Der Ansatz ist also nur die richtigen Muskeln benutzen und die hinderlichen entspannen, wie in dem Aikido-Artikel, der Anlass für den Thread hier war (hier noch mittels intermuskulärer Wechselwirkung erklärt).
Also weder meine Erklärung mit Mikrobewegungen und Kraftansatz verschieben, noch Deine Zusatzerklärung mit der kinesiologischen optimalausrichtung..
Oder besteht Deine kinesiologisch Optimalausrichtung darin, beim Strecken nur Strecker und beim Beugen nur Beuger zu verwenden?
Nutzt Herr Blauer diesen Effekt den er hier demonstriert und ausprobieren lässt, in seinem System als grundlegende Mechanik und Ansteuerung, oder geht es ihm darum zu zeigen, dass die Aikidoka und andere da teilweise ein übertriebenes Brimborium um einfache physiologische Effekte machen?
mir gefällt das Video , weil es optisch sehr simpel das wesentliche rüber bringt um damit sofort arbeiten zu können.
aber wie so oft , geh ich nicht komplett mit der Erklärung dazu konform (muss ja auch nicht, solange es funktioniert)

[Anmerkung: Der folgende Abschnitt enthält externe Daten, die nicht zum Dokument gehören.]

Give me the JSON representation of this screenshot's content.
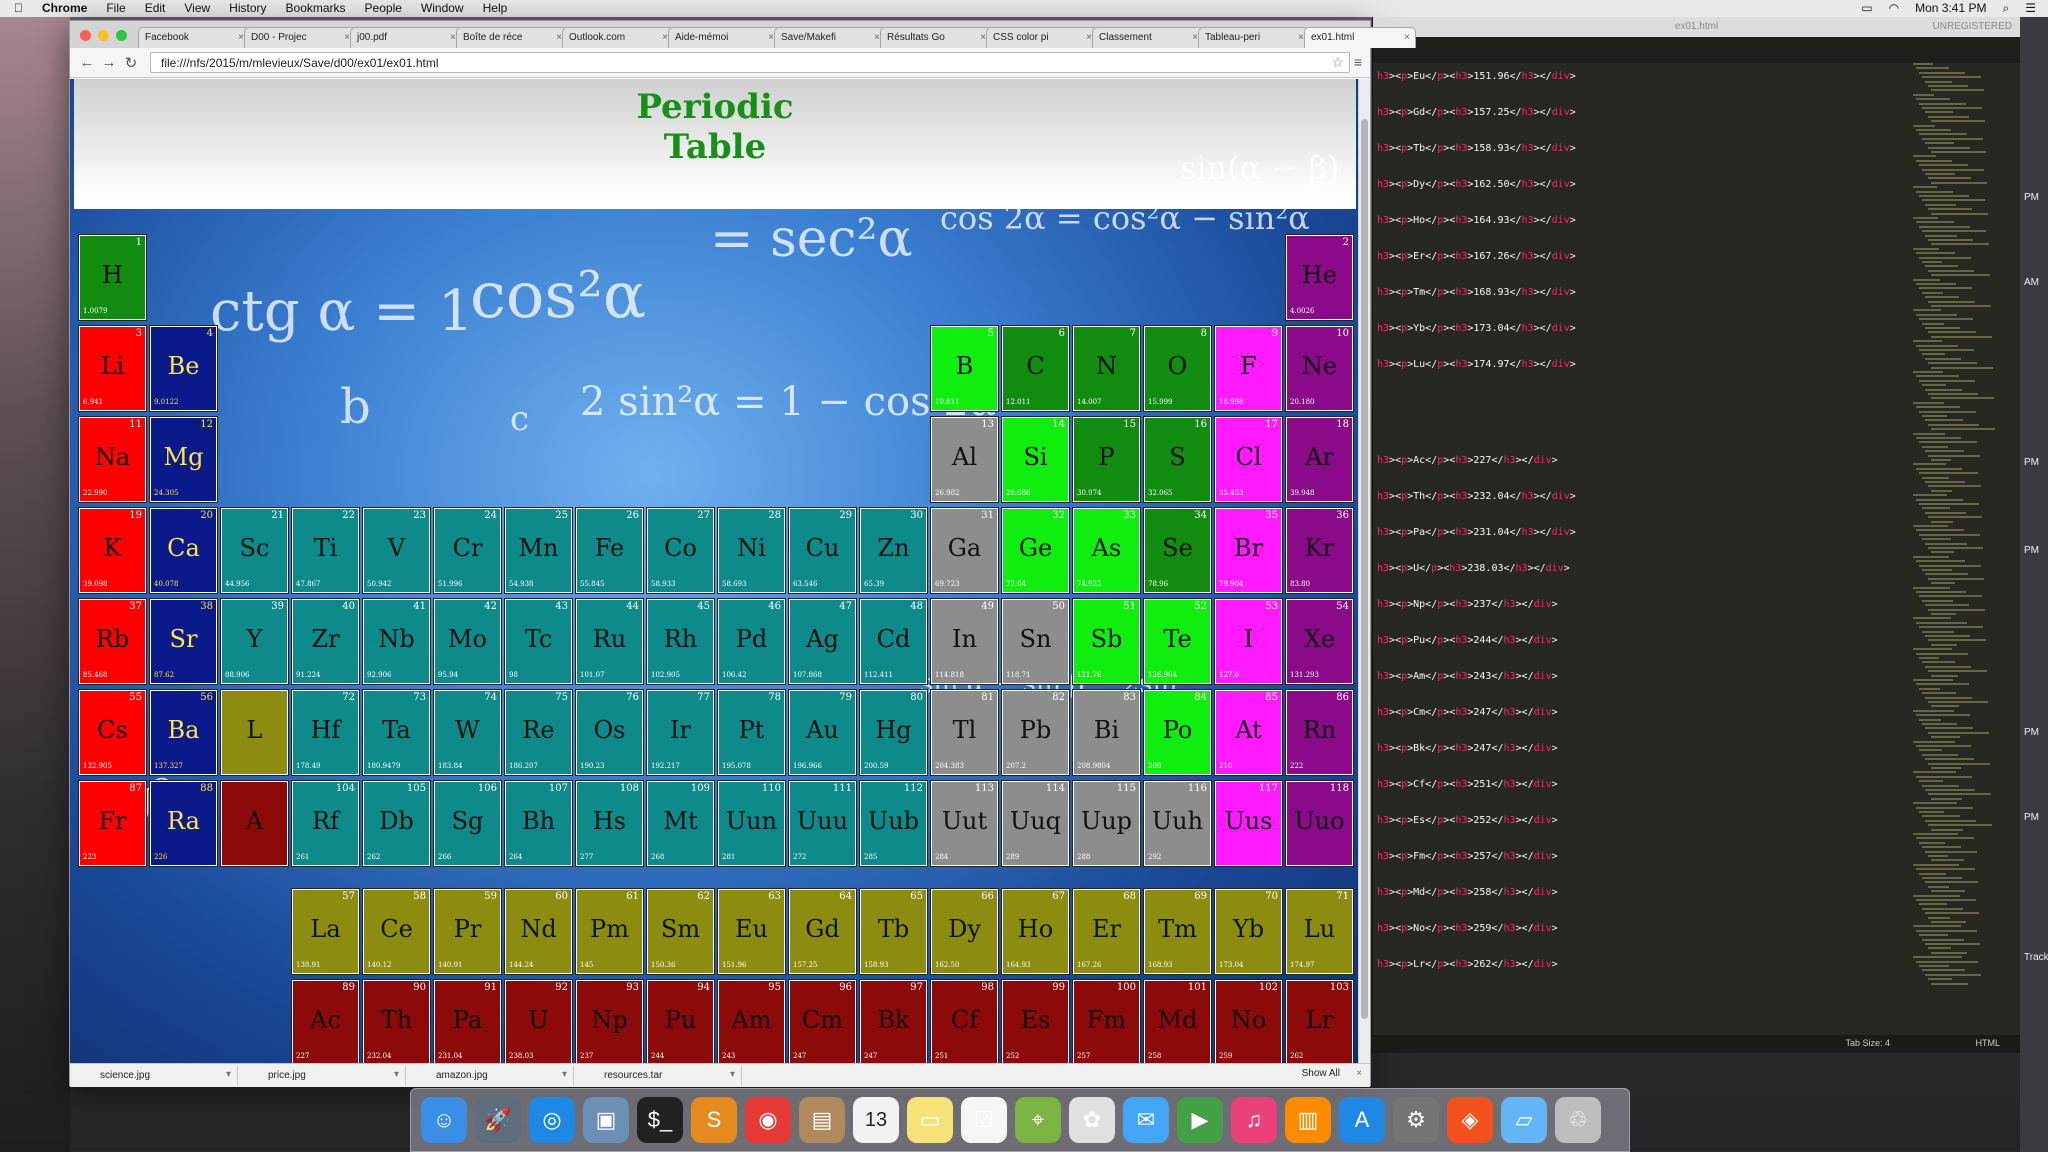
{
  "menubar": {
    "apple": "",
    "items": [
      "Chrome",
      "File",
      "Edit",
      "View",
      "History",
      "Bookmarks",
      "People",
      "Window",
      "Help"
    ],
    "clock": "Mon 3:41 PM"
  },
  "browser": {
    "tabs": [
      "Facebook",
      "D00 - Projec",
      "j00.pdf",
      "Boîte de réce",
      "Outlook.com",
      "Aide-mémoi",
      "Save/Makefi",
      "Résultats Go",
      "CSS color pi",
      "Classement",
      "Tableau-peri",
      "ex01.html"
    ],
    "active_tab": "ex01.html",
    "url": "file:///nfs/2015/m/mlevieux/Save/d00/ex01/ex01.html",
    "downloads": [
      "science.jpg",
      "price.jpg",
      "amazon.jpg",
      "resources.tar"
    ],
    "show_all": "Show All"
  },
  "page": {
    "title_line1": "Periodic",
    "title_line2": "Table",
    "math_texts": [
      "cos²α",
      "= sec²α",
      "cos 2α = cos²α − sin²α",
      "sin(α − β)",
      "ctg α = 1",
      "2 sin²α = 1 − cos 2α",
      "b",
      "c",
      "ctg²α +",
      "sin α − sin β − 2sin"
    ]
  },
  "elements": [
    {
      "sym": "H",
      "num": "1",
      "mass": "1.0079",
      "cat": "nonmetal",
      "r": 1,
      "c": 1
    },
    {
      "sym": "He",
      "num": "2",
      "mass": "4.0026",
      "cat": "noble",
      "r": 1,
      "c": 18
    },
    {
      "sym": "Li",
      "num": "3",
      "mass": "6.941",
      "cat": "alkali",
      "r": 2,
      "c": 1
    },
    {
      "sym": "Be",
      "num": "4",
      "mass": "9.0122",
      "cat": "alkaline",
      "r": 2,
      "c": 2
    },
    {
      "sym": "B",
      "num": "5",
      "mass": "10.811",
      "cat": "metalloid",
      "r": 2,
      "c": 13
    },
    {
      "sym": "C",
      "num": "6",
      "mass": "12.011",
      "cat": "nonmetal",
      "r": 2,
      "c": 14
    },
    {
      "sym": "N",
      "num": "7",
      "mass": "14.007",
      "cat": "nonmetal",
      "r": 2,
      "c": 15
    },
    {
      "sym": "O",
      "num": "8",
      "mass": "15.999",
      "cat": "nonmetal",
      "r": 2,
      "c": 16
    },
    {
      "sym": "F",
      "num": "9",
      "mass": "18.998",
      "cat": "halogen",
      "r": 2,
      "c": 17
    },
    {
      "sym": "Ne",
      "num": "10",
      "mass": "20.180",
      "cat": "noble",
      "r": 2,
      "c": 18
    },
    {
      "sym": "Na",
      "num": "11",
      "mass": "22.990",
      "cat": "alkali",
      "r": 3,
      "c": 1
    },
    {
      "sym": "Mg",
      "num": "12",
      "mass": "24.305",
      "cat": "alkaline",
      "r": 3,
      "c": 2
    },
    {
      "sym": "Al",
      "num": "13",
      "mass": "26.982",
      "cat": "post",
      "r": 3,
      "c": 13
    },
    {
      "sym": "Si",
      "num": "14",
      "mass": "28.086",
      "cat": "metalloid",
      "r": 3,
      "c": 14
    },
    {
      "sym": "P",
      "num": "15",
      "mass": "30.974",
      "cat": "nonmetal",
      "r": 3,
      "c": 15
    },
    {
      "sym": "S",
      "num": "16",
      "mass": "32.065",
      "cat": "nonmetal",
      "r": 3,
      "c": 16
    },
    {
      "sym": "Cl",
      "num": "17",
      "mass": "35.453",
      "cat": "halogen",
      "r": 3,
      "c": 17
    },
    {
      "sym": "Ar",
      "num": "18",
      "mass": "39.948",
      "cat": "noble",
      "r": 3,
      "c": 18
    },
    {
      "sym": "K",
      "num": "19",
      "mass": "39.098",
      "cat": "alkali",
      "r": 4,
      "c": 1
    },
    {
      "sym": "Ca",
      "num": "20",
      "mass": "40.078",
      "cat": "alkaline",
      "r": 4,
      "c": 2
    },
    {
      "sym": "Sc",
      "num": "21",
      "mass": "44.956",
      "cat": "trans",
      "r": 4,
      "c": 3
    },
    {
      "sym": "Ti",
      "num": "22",
      "mass": "47.867",
      "cat": "trans",
      "r": 4,
      "c": 4
    },
    {
      "sym": "V",
      "num": "23",
      "mass": "50.942",
      "cat": "trans",
      "r": 4,
      "c": 5
    },
    {
      "sym": "Cr",
      "num": "24",
      "mass": "51.996",
      "cat": "trans",
      "r": 4,
      "c": 6
    },
    {
      "sym": "Mn",
      "num": "25",
      "mass": "54.938",
      "cat": "trans",
      "r": 4,
      "c": 7
    },
    {
      "sym": "Fe",
      "num": "26",
      "mass": "55.845",
      "cat": "trans",
      "r": 4,
      "c": 8
    },
    {
      "sym": "Co",
      "num": "27",
      "mass": "58.933",
      "cat": "trans",
      "r": 4,
      "c": 9
    },
    {
      "sym": "Ni",
      "num": "28",
      "mass": "58.693",
      "cat": "trans",
      "r": 4,
      "c": 10
    },
    {
      "sym": "Cu",
      "num": "29",
      "mass": "63.546",
      "cat": "trans",
      "r": 4,
      "c": 11
    },
    {
      "sym": "Zn",
      "num": "30",
      "mass": "65.39",
      "cat": "trans",
      "r": 4,
      "c": 12
    },
    {
      "sym": "Ga",
      "num": "31",
      "mass": "69.723",
      "cat": "post",
      "r": 4,
      "c": 13
    },
    {
      "sym": "Ge",
      "num": "32",
      "mass": "72.64",
      "cat": "metalloid",
      "r": 4,
      "c": 14
    },
    {
      "sym": "As",
      "num": "33",
      "mass": "74.922",
      "cat": "metalloid",
      "r": 4,
      "c": 15
    },
    {
      "sym": "Se",
      "num": "34",
      "mass": "78.96",
      "cat": "nonmetal",
      "r": 4,
      "c": 16
    },
    {
      "sym": "Br",
      "num": "35",
      "mass": "79.904",
      "cat": "halogen",
      "r": 4,
      "c": 17
    },
    {
      "sym": "Kr",
      "num": "36",
      "mass": "83.80",
      "cat": "noble",
      "r": 4,
      "c": 18
    },
    {
      "sym": "Rb",
      "num": "37",
      "mass": "85.468",
      "cat": "alkali",
      "r": 5,
      "c": 1
    },
    {
      "sym": "Sr",
      "num": "38",
      "mass": "87.62",
      "cat": "alkaline",
      "r": 5,
      "c": 2
    },
    {
      "sym": "Y",
      "num": "39",
      "mass": "88.906",
      "cat": "trans",
      "r": 5,
      "c": 3
    },
    {
      "sym": "Zr",
      "num": "40",
      "mass": "91.224",
      "cat": "trans",
      "r": 5,
      "c": 4
    },
    {
      "sym": "Nb",
      "num": "41",
      "mass": "92.906",
      "cat": "trans",
      "r": 5,
      "c": 5
    },
    {
      "sym": "Mo",
      "num": "42",
      "mass": "95.94",
      "cat": "trans",
      "r": 5,
      "c": 6
    },
    {
      "sym": "Tc",
      "num": "43",
      "mass": "98",
      "cat": "trans",
      "r": 5,
      "c": 7
    },
    {
      "sym": "Ru",
      "num": "44",
      "mass": "101.07",
      "cat": "trans",
      "r": 5,
      "c": 8
    },
    {
      "sym": "Rh",
      "num": "45",
      "mass": "102.905",
      "cat": "trans",
      "r": 5,
      "c": 9
    },
    {
      "sym": "Pd",
      "num": "46",
      "mass": "106.42",
      "cat": "trans",
      "r": 5,
      "c": 10
    },
    {
      "sym": "Ag",
      "num": "47",
      "mass": "107.868",
      "cat": "trans",
      "r": 5,
      "c": 11
    },
    {
      "sym": "Cd",
      "num": "48",
      "mass": "112.411",
      "cat": "trans",
      "r": 5,
      "c": 12
    },
    {
      "sym": "In",
      "num": "49",
      "mass": "114.818",
      "cat": "post",
      "r": 5,
      "c": 13
    },
    {
      "sym": "Sn",
      "num": "50",
      "mass": "118.71",
      "cat": "post",
      "r": 5,
      "c": 14
    },
    {
      "sym": "Sb",
      "num": "51",
      "mass": "121.76",
      "cat": "metalloid",
      "r": 5,
      "c": 15
    },
    {
      "sym": "Te",
      "num": "52",
      "mass": "126.904",
      "cat": "metalloid",
      "r": 5,
      "c": 16
    },
    {
      "sym": "I",
      "num": "53",
      "mass": "127.6",
      "cat": "halogen",
      "r": 5,
      "c": 17
    },
    {
      "sym": "Xe",
      "num": "54",
      "mass": "131.293",
      "cat": "noble",
      "r": 5,
      "c": 18
    },
    {
      "sym": "Cs",
      "num": "55",
      "mass": "132.905",
      "cat": "alkali",
      "r": 6,
      "c": 1
    },
    {
      "sym": "Ba",
      "num": "56",
      "mass": "137.327",
      "cat": "alkaline",
      "r": 6,
      "c": 2
    },
    {
      "sym": "L",
      "num": "",
      "mass": "",
      "cat": "lan",
      "r": 6,
      "c": 3
    },
    {
      "sym": "Hf",
      "num": "72",
      "mass": "178.49",
      "cat": "trans",
      "r": 6,
      "c": 4
    },
    {
      "sym": "Ta",
      "num": "73",
      "mass": "180.9479",
      "cat": "trans",
      "r": 6,
      "c": 5
    },
    {
      "sym": "W",
      "num": "74",
      "mass": "183.84",
      "cat": "trans",
      "r": 6,
      "c": 6
    },
    {
      "sym": "Re",
      "num": "75",
      "mass": "186.207",
      "cat": "trans",
      "r": 6,
      "c": 7
    },
    {
      "sym": "Os",
      "num": "76",
      "mass": "190.23",
      "cat": "trans",
      "r": 6,
      "c": 8
    },
    {
      "sym": "Ir",
      "num": "77",
      "mass": "192.217",
      "cat": "trans",
      "r": 6,
      "c": 9
    },
    {
      "sym": "Pt",
      "num": "78",
      "mass": "195.078",
      "cat": "trans",
      "r": 6,
      "c": 10
    },
    {
      "sym": "Au",
      "num": "79",
      "mass": "196.966",
      "cat": "trans",
      "r": 6,
      "c": 11
    },
    {
      "sym": "Hg",
      "num": "80",
      "mass": "200.59",
      "cat": "trans",
      "r": 6,
      "c": 12
    },
    {
      "sym": "Tl",
      "num": "81",
      "mass": "204.383",
      "cat": "post",
      "r": 6,
      "c": 13
    },
    {
      "sym": "Pb",
      "num": "82",
      "mass": "207.2",
      "cat": "post",
      "r": 6,
      "c": 14
    },
    {
      "sym": "Bi",
      "num": "83",
      "mass": "208.9804",
      "cat": "post",
      "r": 6,
      "c": 15
    },
    {
      "sym": "Po",
      "num": "84",
      "mass": "209",
      "cat": "metalloid",
      "r": 6,
      "c": 16
    },
    {
      "sym": "At",
      "num": "85",
      "mass": "210",
      "cat": "halogen",
      "r": 6,
      "c": 17
    },
    {
      "sym": "Rn",
      "num": "86",
      "mass": "222",
      "cat": "noble",
      "r": 6,
      "c": 18
    },
    {
      "sym": "Fr",
      "num": "87",
      "mass": "223",
      "cat": "alkali",
      "r": 7,
      "c": 1
    },
    {
      "sym": "Ra",
      "num": "88",
      "mass": "226",
      "cat": "alkaline",
      "r": 7,
      "c": 2
    },
    {
      "sym": "A",
      "num": "",
      "mass": "",
      "cat": "act",
      "r": 7,
      "c": 3
    },
    {
      "sym": "Rf",
      "num": "104",
      "mass": "261",
      "cat": "trans",
      "r": 7,
      "c": 4
    },
    {
      "sym": "Db",
      "num": "105",
      "mass": "262",
      "cat": "trans",
      "r": 7,
      "c": 5
    },
    {
      "sym": "Sg",
      "num": "106",
      "mass": "266",
      "cat": "trans",
      "r": 7,
      "c": 6
    },
    {
      "sym": "Bh",
      "num": "107",
      "mass": "264",
      "cat": "trans",
      "r": 7,
      "c": 7
    },
    {
      "sym": "Hs",
      "num": "108",
      "mass": "277",
      "cat": "trans",
      "r": 7,
      "c": 8
    },
    {
      "sym": "Mt",
      "num": "109",
      "mass": "268",
      "cat": "trans",
      "r": 7,
      "c": 9
    },
    {
      "sym": "Uun",
      "num": "110",
      "mass": "281",
      "cat": "trans",
      "r": 7,
      "c": 10
    },
    {
      "sym": "Uuu",
      "num": "111",
      "mass": "272",
      "cat": "trans",
      "r": 7,
      "c": 11
    },
    {
      "sym": "Uub",
      "num": "112",
      "mass": "285",
      "cat": "trans",
      "r": 7,
      "c": 12
    },
    {
      "sym": "Uut",
      "num": "113",
      "mass": "284",
      "cat": "post",
      "r": 7,
      "c": 13
    },
    {
      "sym": "Uuq",
      "num": "114",
      "mass": "289",
      "cat": "post",
      "r": 7,
      "c": 14
    },
    {
      "sym": "Uup",
      "num": "115",
      "mass": "288",
      "cat": "post",
      "r": 7,
      "c": 15
    },
    {
      "sym": "Uuh",
      "num": "116",
      "mass": "292",
      "cat": "post",
      "r": 7,
      "c": 16
    },
    {
      "sym": "Uus",
      "num": "117",
      "mass": "",
      "cat": "halogen",
      "r": 7,
      "c": 17
    },
    {
      "sym": "Uuo",
      "num": "118",
      "mass": "",
      "cat": "noble",
      "r": 7,
      "c": 18
    },
    {
      "sym": "La",
      "num": "57",
      "mass": "138.91",
      "cat": "lan",
      "r": 9,
      "c": 4
    },
    {
      "sym": "Ce",
      "num": "58",
      "mass": "140.12",
      "cat": "lan",
      "r": 9,
      "c": 5
    },
    {
      "sym": "Pr",
      "num": "59",
      "mass": "140.91",
      "cat": "lan",
      "r": 9,
      "c": 6
    },
    {
      "sym": "Nd",
      "num": "60",
      "mass": "144.24",
      "cat": "lan",
      "r": 9,
      "c": 7
    },
    {
      "sym": "Pm",
      "num": "61",
      "mass": "145",
      "cat": "lan",
      "r": 9,
      "c": 8
    },
    {
      "sym": "Sm",
      "num": "62",
      "mass": "150.36",
      "cat": "lan",
      "r": 9,
      "c": 9
    },
    {
      "sym": "Eu",
      "num": "63",
      "mass": "151.96",
      "cat": "lan",
      "r": 9,
      "c": 10
    },
    {
      "sym": "Gd",
      "num": "64",
      "mass": "157.25",
      "cat": "lan",
      "r": 9,
      "c": 11
    },
    {
      "sym": "Tb",
      "num": "65",
      "mass": "158.93",
      "cat": "lan",
      "r": 9,
      "c": 12
    },
    {
      "sym": "Dy",
      "num": "66",
      "mass": "162.50",
      "cat": "lan",
      "r": 9,
      "c": 13
    },
    {
      "sym": "Ho",
      "num": "67",
      "mass": "164.93",
      "cat": "lan",
      "r": 9,
      "c": 14
    },
    {
      "sym": "Er",
      "num": "68",
      "mass": "167.26",
      "cat": "lan",
      "r": 9,
      "c": 15
    },
    {
      "sym": "Tm",
      "num": "69",
      "mass": "168.93",
      "cat": "lan",
      "r": 9,
      "c": 16
    },
    {
      "sym": "Yb",
      "num": "70",
      "mass": "173.04",
      "cat": "lan",
      "r": 9,
      "c": 17
    },
    {
      "sym": "Lu",
      "num": "71",
      "mass": "174.97",
      "cat": "lan",
      "r": 9,
      "c": 18
    },
    {
      "sym": "Ac",
      "num": "89",
      "mass": "227",
      "cat": "act",
      "r": 10,
      "c": 4
    },
    {
      "sym": "Th",
      "num": "90",
      "mass": "232.04",
      "cat": "act",
      "r": 10,
      "c": 5
    },
    {
      "sym": "Pa",
      "num": "91",
      "mass": "231.04",
      "cat": "act",
      "r": 10,
      "c": 6
    },
    {
      "sym": "U",
      "num": "92",
      "mass": "238.03",
      "cat": "act",
      "r": 10,
      "c": 7
    },
    {
      "sym": "Np",
      "num": "93",
      "mass": "237",
      "cat": "act",
      "r": 10,
      "c": 8
    },
    {
      "sym": "Pu",
      "num": "94",
      "mass": "244",
      "cat": "act",
      "r": 10,
      "c": 9
    },
    {
      "sym": "Am",
      "num": "95",
      "mass": "243",
      "cat": "act",
      "r": 10,
      "c": 10
    },
    {
      "sym": "Cm",
      "num": "96",
      "mass": "247",
      "cat": "act",
      "r": 10,
      "c": 11
    },
    {
      "sym": "Bk",
      "num": "97",
      "mass": "247",
      "cat": "act",
      "r": 10,
      "c": 12
    },
    {
      "sym": "Cf",
      "num": "98",
      "mass": "251",
      "cat": "act",
      "r": 10,
      "c": 13
    },
    {
      "sym": "Es",
      "num": "99",
      "mass": "252",
      "cat": "act",
      "r": 10,
      "c": 14
    },
    {
      "sym": "Fm",
      "num": "100",
      "mass": "257",
      "cat": "act",
      "r": 10,
      "c": 15
    },
    {
      "sym": "Md",
      "num": "101",
      "mass": "258",
      "cat": "act",
      "r": 10,
      "c": 16
    },
    {
      "sym": "No",
      "num": "102",
      "mass": "259",
      "cat": "act",
      "r": 10,
      "c": 17
    },
    {
      "sym": "Lr",
      "num": "103",
      "mass": "262",
      "cat": "act",
      "r": 10,
      "c": 18
    }
  ],
  "editor": {
    "title": "ex01.html",
    "unregistered": "UNREGISTERED",
    "status_tab": "Tab Size: 4",
    "status_lang": "HTML",
    "lines_top": [
      [
        "Eu",
        "151.96"
      ],
      [
        "Gd",
        "157.25"
      ],
      [
        "Tb",
        "158.93"
      ],
      [
        "Dy",
        "162.50"
      ],
      [
        "Ho",
        "164.93"
      ],
      [
        "Er",
        "167.26"
      ],
      [
        "Tm",
        "168.93"
      ],
      [
        "Yb",
        "173.04"
      ],
      [
        "Lu",
        "174.97"
      ]
    ],
    "lines_bottom": [
      [
        "Ac",
        "227"
      ],
      [
        "Th",
        "232.04"
      ],
      [
        "Pa",
        "231.04"
      ],
      [
        "U",
        "238.03"
      ],
      [
        "Np",
        "237"
      ],
      [
        "Pu",
        "244"
      ],
      [
        "Am",
        "243"
      ],
      [
        "Cm",
        "247"
      ],
      [
        "Bk",
        "247"
      ],
      [
        "Cf",
        "251"
      ],
      [
        "Es",
        "252"
      ],
      [
        "Fm",
        "257"
      ],
      [
        "Md",
        "258"
      ],
      [
        "No",
        "259"
      ],
      [
        "Lr",
        "262"
      ]
    ]
  },
  "rightstrip": [
    "PM",
    "AM",
    "PM",
    "PM",
    "PM",
    "PM"
  ],
  "rightstrip_label": "Track",
  "dock": [
    "Finder",
    "Launchpad",
    "Safari",
    "Preview",
    "Terminal",
    "Sublime",
    "Chrome",
    "Contacts",
    "Calendar",
    "Notes",
    "Reminders",
    "Maps",
    "Photos",
    "Messages",
    "FaceTime",
    "iTunes",
    "iBooks",
    "App Store",
    "System Preferences",
    "Firefox",
    "Folder",
    "Trash"
  ],
  "calendar_day": "13",
  "colors": {
    "alkali": "#ff0000",
    "alkaline": "#0a1a8a",
    "trans": "#0e8a8a",
    "post": "#8d8d8d",
    "metalloid": "#10ee10",
    "nonmetal": "#118c11",
    "halogen": "#ff1aff",
    "noble": "#8a0a8a",
    "lan": "#8c8c10",
    "act": "#8c0a0a",
    "title": "#189018"
  }
}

das reine Entspannen der Gegenspieler halte ich für zu wenig , da es in meinen Augen eine konkrete Richtung für die Ansteuerung braucht , allein schon um die Gelenke korrekt stapeln zu können und einen Kraftansatzpunktentzug (was für ein Wort^^) zu ermöglichen. (man sieht ja auch deutlich den Vorwärtsschub (entgegengehen) der Probanden, der aufgebracht wird , wenn Blauer seinen Druck verstärkt)

das Kinesiologiegefühl, was ich erwähnte , benutze ich als Körper/Empfindungsbild , um meine Gelenke in ihrer Zentrierung zu behalten. vor allem wenn es unkooperativ wird , und der Gegner/Partner ständig die Kraftrichtung wechselt . von Beugen zu Strecken und/oder zu Rotation, zw. Schieben und Drücken und/oder Verwringen usw.
also in sehr aktiven Situationen .

man spürt so sehr schnell wenn das/die Gelenk/e anfangen zu schwimmen (sorry für den Ausdruck) oder sie im "Stabilmodus" bleiben. ein Stück weiter und die Muskulatur bricht ein.

man könnte auch sagen, nähert sich ein Gelenk seinem Stresspunkt , schaltet ein Teil der umgebenden Muskulatur ab und die benutzte Kette bricht ein.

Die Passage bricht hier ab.